# tire size



## Droach6498 (Nov 1, 2020)

Anyone know the max width tire that can be installed on the rears. Ive got a 65 goat with 15 x 7 fims. My 67 had 9" rears they said any bigger would rub.


----------



## bigiron64 (Mar 21, 2017)

I just put 255x60x15 on a 64 with a 7" wheel. Tight but enough room


----------



## Droach6498 (Nov 1, 2020)

bigiron64 said:


> I just put 255x60x15 on a 64 with a 7" wheel. Tight but enough room


How wide is that I dont know tire sizes


----------



## Old Man Taylor (May 9, 2011)

I’ve got 275x60-15’s on an 8.5” rim on my 64 GTO.


----------



## O52 (Jan 27, 2019)

size is in mm. 
255 mm = 10.03"
275 mm = 10.83"


----------



## BearGFR (Aug 25, 2008)

Droach6498 said:


> Anyone know the max width tire that can be installed on the rears. Ive got a 65 goat with 15 x 7 fims. My 67 had 9" rears they said any bigger would rub.


Here's the thing: "Sloppiness" and inconsistency on the assembly line on the day your car was built, combined with the possibility of prior collision damage sometime during its lifetime means that what fits underneath someone else's car may or may not fit underneath yours. This is especially true when you're wanting to push the limits a little and go taller and/or wider than stock.

The only way to be sure what will fit on your car, is to measure your car.

There are tools that can help you to determine both tire size and wheel backspacing that's needed for them. Something like this, for instance:
Wheel/Tire measuring tool

Bear


----------



## Droach6498 (Nov 1, 2020)

BearGFR said:


> Here's the thing: "Sloppiness" and inconsistency on the assembly line on the day your car was built, combined with the possibility of prior collision damage sometime during its lifetime means that what fits underneath someone else's car may or may not fit underneath yours.

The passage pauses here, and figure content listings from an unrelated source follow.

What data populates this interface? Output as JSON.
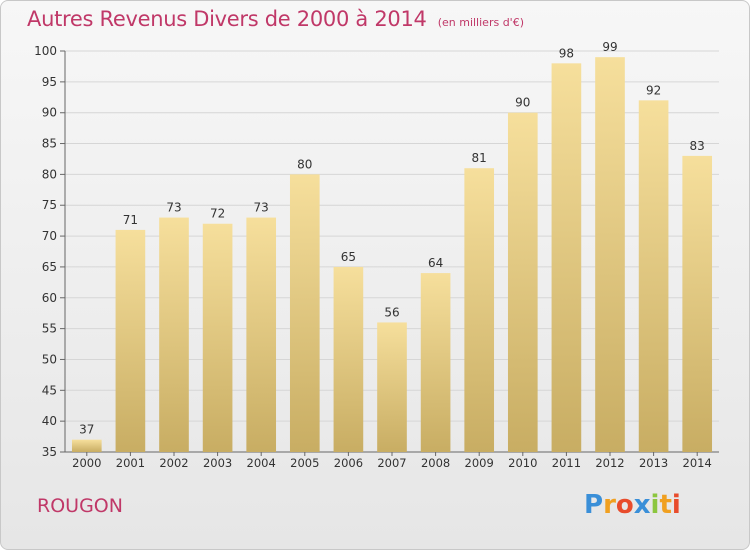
{
  "title": "Autres Revenus Divers de 2000 à 2014",
  "subtitle": "(en milliers d'€)",
  "place": "ROUGON",
  "logo": {
    "letters": [
      {
        "ch": "P",
        "color": "#3a8fd8"
      },
      {
        "ch": "r",
        "color": "#f0a020"
      },
      {
        "ch": "o",
        "color": "#e84c2c"
      },
      {
        "ch": "x",
        "color": "#3a8fd8"
      },
      {
        "ch": "i",
        "color": "#8cc63f"
      },
      {
        "ch": "t",
        "color": "#f0a020"
      },
      {
        "ch": "i",
        "color": "#e84c2c"
      }
    ]
  },
  "colors": {
    "accent": "#c03868",
    "bar_top": "#f6df9c",
    "bar_bottom": "#c8ad63",
    "grid": "#d6d6d6"
  },
  "chart_data": {
    "type": "bar",
    "title": "Autres Revenus Divers de 2000 à 2014",
    "xlabel": "",
    "ylabel": "",
    "categories": [
      "2000",
      "2001",
      "2002",
      "2003",
      "2004",
      "2005",
      "2006",
      "2007",
      "2008",
      "2009",
      "2010",
      "2011",
      "2012",
      "2013",
      "2014"
    ],
    "values": [
      37,
      71,
      73,
      72,
      73,
      80,
      65,
      56,
      64,
      81,
      90,
      98,
      99,
      92,
      83
    ],
    "ylim": [
      35,
      100
    ],
    "yticks": [
      35,
      40,
      45,
      50,
      55,
      60,
      65,
      70,
      75,
      80,
      85,
      90,
      95,
      100
    ],
    "grid": true
  }
}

This is especially true when you're wanting to push the limits a little and go taller and/or wider than stock.
> 
> The only way to be sure what will fit on your car, is to measure your car.
> 
> ...


Not very good reviews. $79 to measure a tire size. I know a guy who owns a tire installation and he did a great job on my rears of my 67. Got 9" he said bigger would rub when I hit speed bumps etc. But never thought of guys with hangovers effecting wheel wells. Ive always heard you want to get a car built T W or Th. As Monday they're hung & Friday they cant wait to get to the bar.


----------



## Droach6498 (Nov 1, 2020)

Droach6498 said:


> How wide is that I dont know tire sizes


Does it rub over speed bumps?


----------



## BearGFR (Aug 25, 2008)

Droach6498 said:


> Not very good reviews. $79 to measure a tire size. I know a guy who owns a tire installation and he did a great job on my rears of my 67. Got 9" he said bigger would rub when I hit speed bumps etc. But never thought of guys with hangovers effecting wheel wells. Ive always heard you want to get a car built T W or Th. As Monday they're hung & Friday they cant wait to get to the bar.

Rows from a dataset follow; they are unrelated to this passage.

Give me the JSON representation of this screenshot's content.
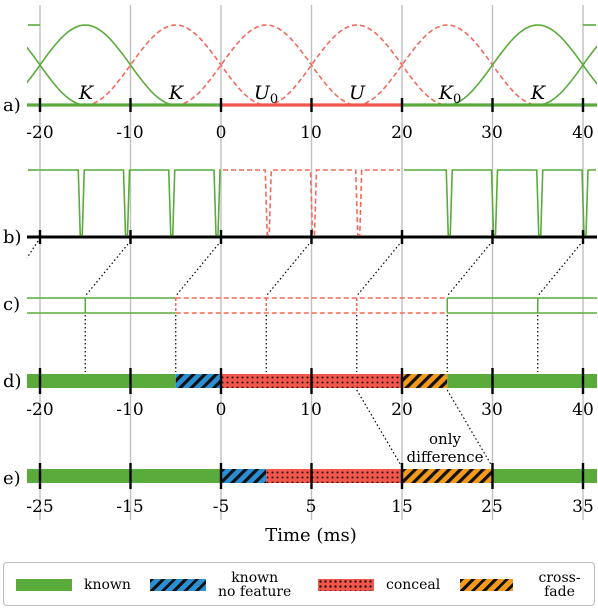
{
  "rows": {
    "a": {
      "label": "a)",
      "ticks": [
        "-20",
        "-10",
        "0",
        "10",
        "20",
        "30",
        "40"
      ],
      "segments": [
        "K",
        "K",
        "U",
        "U",
        "K",
        "K"
      ],
      "segment_subscripts": [
        "",
        "",
        "0",
        "",
        "0",
        ""
      ]
    },
    "b": {
      "label": "b)"
    },
    "c": {
      "label": "c)"
    },
    "d": {
      "label": "d)",
      "ticks": [
        "-20",
        "-10",
        "0",
        "10",
        "20",
        "30",
        "40"
      ]
    },
    "e": {
      "label": "e)",
      "ticks": [
        "-25",
        "-15",
        "-5",
        "5",
        "15",
        "25",
        "35"
      ]
    }
  },
  "annotation": {
    "line1": "only",
    "line2": "difference"
  },
  "xaxis_label": "Time (ms)",
  "legend": [
    {
      "label_line1": "known",
      "label_line2": "",
      "style": "solid"
    },
    {
      "label_line1": "known",
      "label_line2": "no feature",
      "style": "hatch-blue"
    },
    {
      "label_line1": "conceal",
      "label_line2": "",
      "style": "dots"
    },
    {
      "label_line1": "cross-fade",
      "label_line2": "",
      "style": "hatch-orange"
    }
  ],
  "colors": {
    "known": "#5aab3c",
    "conceal": "#f1574b",
    "conceal_dashed": "#f26a5e",
    "no_feature": "#2b8fd6",
    "cross_fade": "#f59a1b",
    "grid": "#bfbfbf",
    "axis": "#000000"
  }
}
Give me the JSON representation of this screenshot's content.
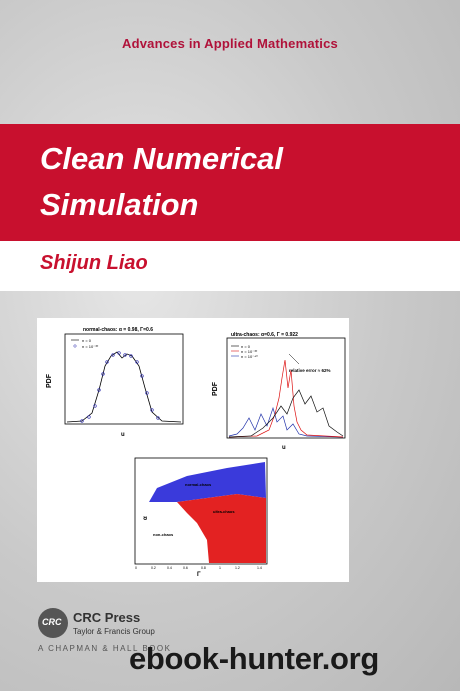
{
  "cover": {
    "series": "Advances in Applied Mathematics",
    "title_line1": "Clean Numerical",
    "title_line2": "Simulation",
    "author": "Shijun Liao",
    "colors": {
      "accent_red": "#c8102e",
      "series_red": "#b0123a",
      "background": "#cccccc"
    }
  },
  "figures": {
    "left": {
      "title": "normal-chaos:  α = 0.98,  Γ=0.6",
      "ylabel": "PDF",
      "xlabel": "u",
      "legend": [
        "n = 0",
        "n = 10⁻³⁰"
      ]
    },
    "right": {
      "title": "ultra-chaos:  α=0.6,  Γ = 0.922",
      "ylabel": "PDF",
      "xlabel": "u",
      "legend": [
        "n = 0",
        "n = 10⁻³⁰",
        "n = 10⁻⁴⁰"
      ],
      "annotation": "relative error ≈ 62%"
    },
    "bottom": {
      "ylabel": "α",
      "xlabel": "Γ",
      "region_labels": [
        "normal-chaos",
        "ultra-chaos",
        "non-chaos"
      ],
      "xticks": [
        "0",
        "0.2",
        "0.4",
        "0.6",
        "0.8",
        "1",
        "1.2",
        "1.4"
      ],
      "yticks": [
        "1",
        "0.8",
        "0.6",
        "0.4",
        "0.2",
        "0",
        "0.2",
        "1.4"
      ]
    }
  },
  "publisher": {
    "logo_text": "CRC",
    "name": "CRC Press",
    "group": "Taylor & Francis Group",
    "book_line": "A CHAPMAN & HALL BOOK"
  },
  "watermark": "ebook-hunter.org"
}
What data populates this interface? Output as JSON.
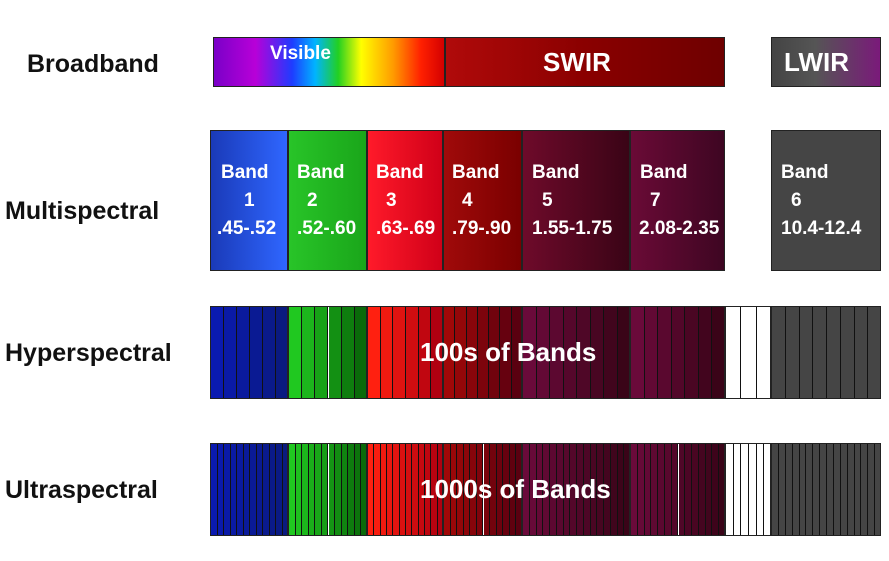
{
  "rows": {
    "broadband": "Broadband",
    "multispectral": "Multispectral",
    "hyperspectral": "Hyperspectral",
    "ultraspectral": "Ultraspectral"
  },
  "broadband": {
    "visible": "Visible",
    "swir": "SWIR",
    "lwir": "LWIR"
  },
  "bands": [
    {
      "label": "Band",
      "num": "1",
      "range": ".45-.52"
    },
    {
      "label": "Band",
      "num": "2",
      "range": ".52-.60"
    },
    {
      "label": "Band",
      "num": "3",
      "range": ".63-.69"
    },
    {
      "label": "Band",
      "num": "4",
      "range": ".79-.90"
    },
    {
      "label": "Band",
      "num": "5",
      "range": "1.55-1.75"
    },
    {
      "label": "Band",
      "num": "7",
      "range": "2.08-2.35"
    },
    {
      "label": "Band",
      "num": "6",
      "range": "10.4-12.4"
    }
  ],
  "hyper_caption": "100s of Bands",
  "ultra_caption": "1000s of Bands",
  "colors": {
    "blue": "#1a3fd6",
    "green": "#22b522",
    "red": "#e8102a",
    "maroon": "#8a0a0a",
    "purple": "#5e0a2e",
    "gray": "#4a4a4a",
    "lwir_purple": "#7a1a7a"
  }
}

I have one of those, although a different brand (Percy's Wheel Rite), it worked great when I used it on my '69. Like any other tool, at least part of getting a good result requires the person using it to use it properly.

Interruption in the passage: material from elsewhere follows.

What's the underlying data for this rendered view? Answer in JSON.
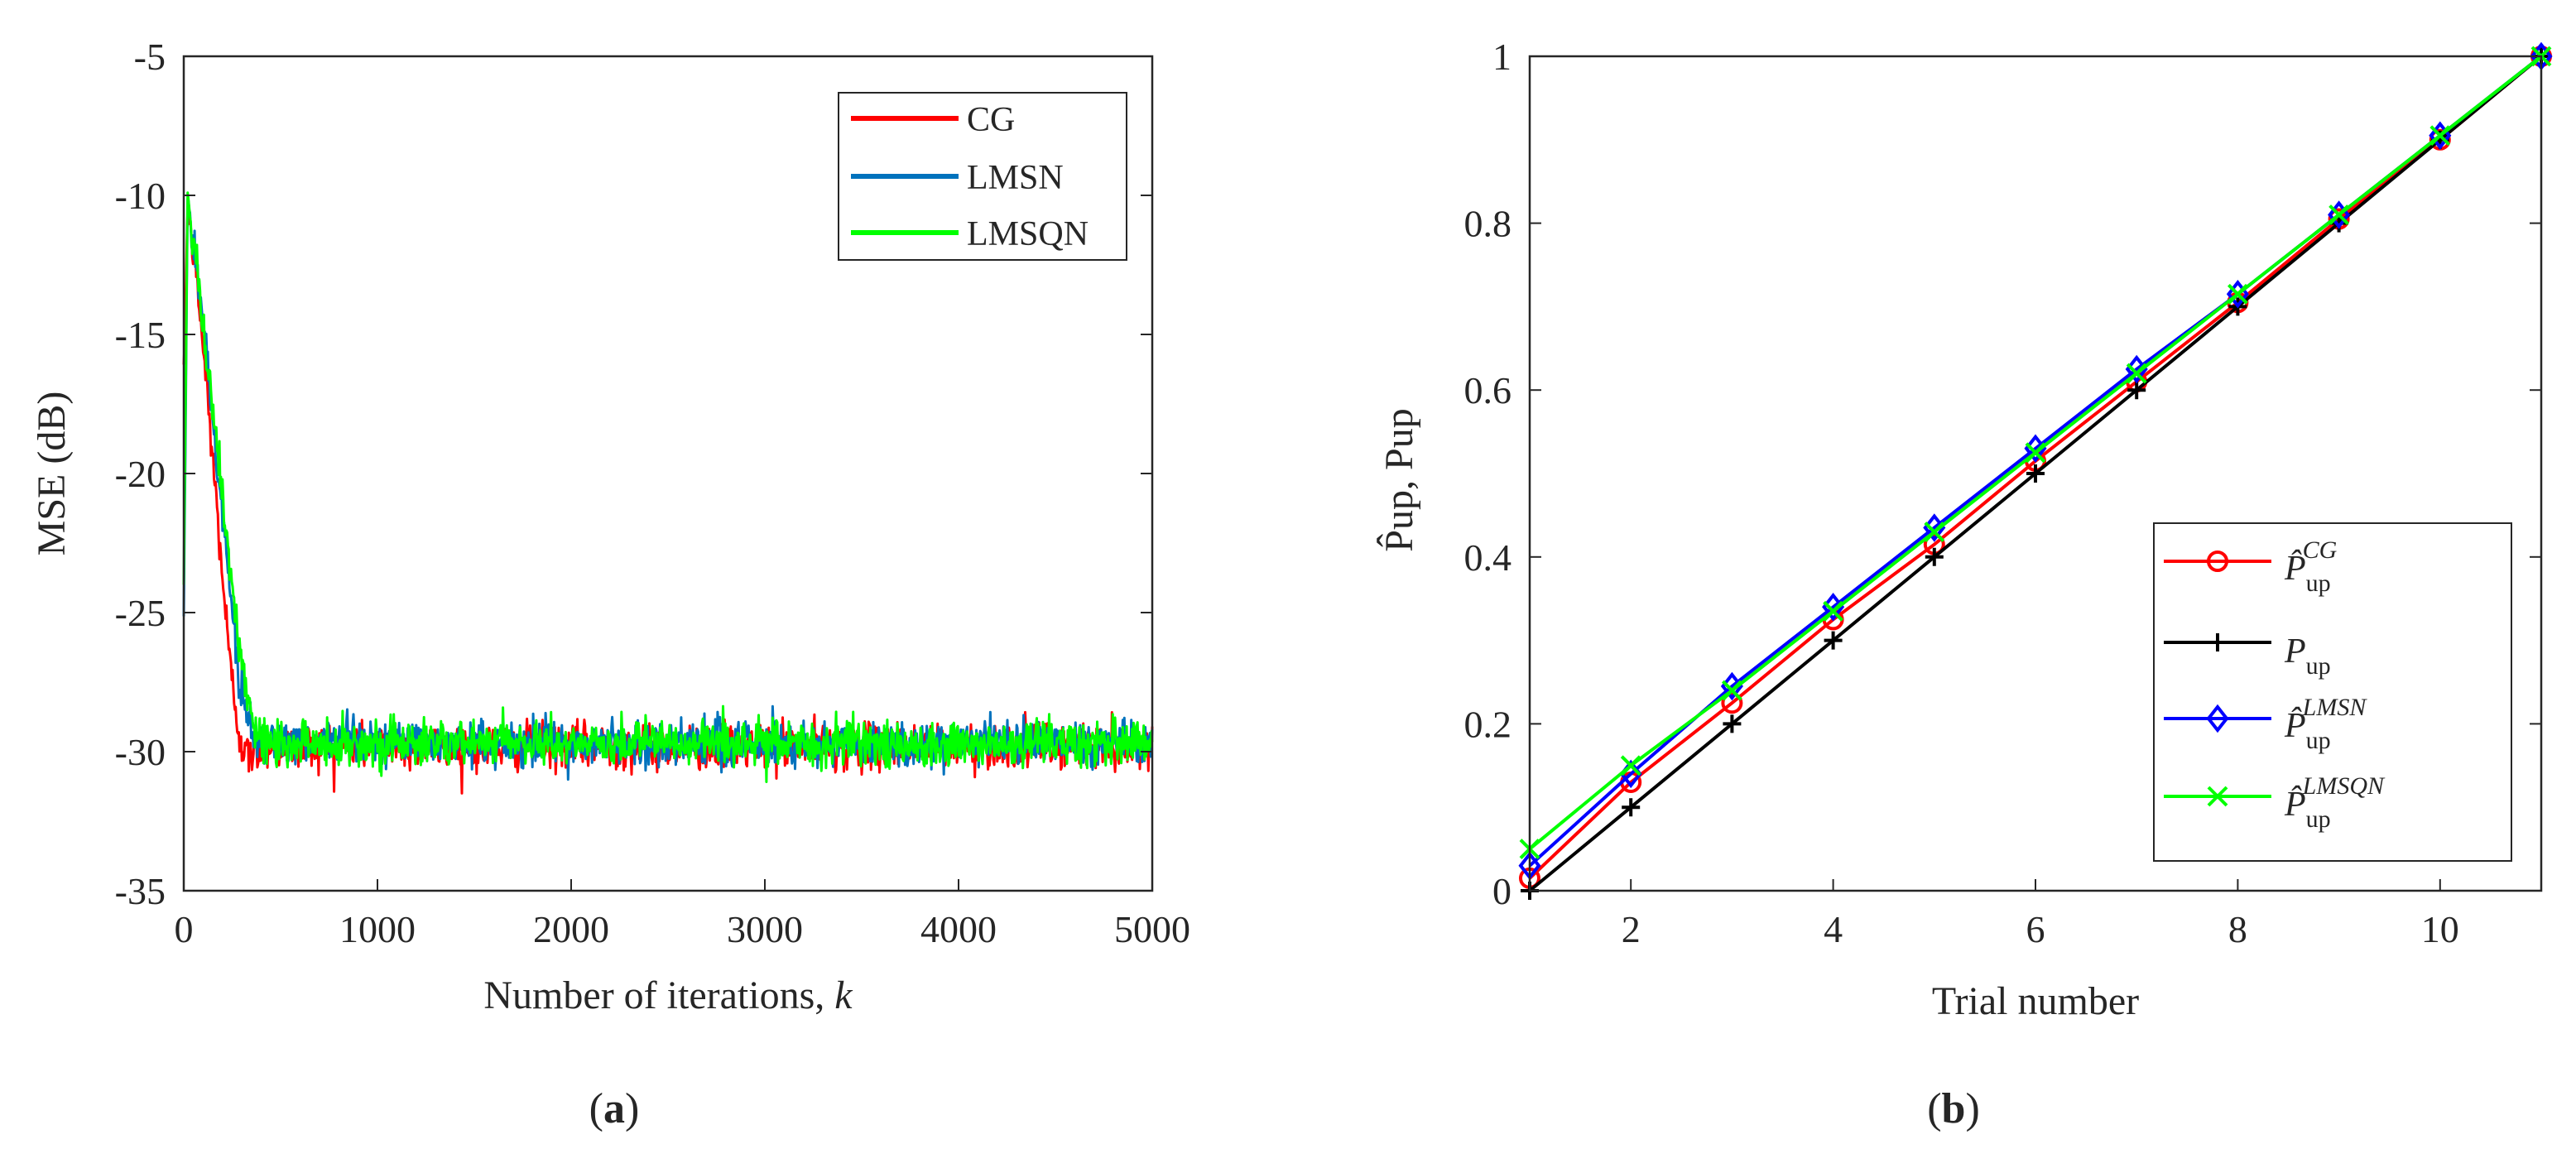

This one, and mine, require you to bend a stiff piece of wire (supplied with the tool) into the profile shape of the tire. If you don't get that correct, then of course you're not going to get an accurate measurement. I assume they designed it that way to allow modeling any tire size and shape. 

My '69 used (as I recall) G70-14's originally on all 4 wheels. I'm now running 15's all around, P275-15 60 drag radials on the rear and (I forget and I'm too lazy to go look so I'll cop out and say) "smaller" 15's on the front. My rear tires fit and don't rub anywhere, even with full suspension travel - but I can't fit my fingers between the outside sidewall and the quarter panel wheel opening.


----------



## Mine'sa66 (Oct 30, 2019)

2756015 on 15x8's with about 4.25" backspace is about as wide as you can easily go.


----------



## Old Man Taylor (May 9, 2011)

Mine'sa66 said:


> 2756015 on 15x8's with about 4.25" backspace is about as wide as you can easily go.


My BS gad to be almost 5” for that combo to work.


----------



## Old Man Taylor (May 9, 2011)

My wheel is an 8.5”. An 8” wheel should need about 4 3/4” to be centered.


----------



## BearGFR (Aug 25, 2008)

Old Man Taylor said:


> My BS gad to be almost 5” for that combo to work.


 Yep - mine are on 10" wide wheels and needed 5" of backspace.


----------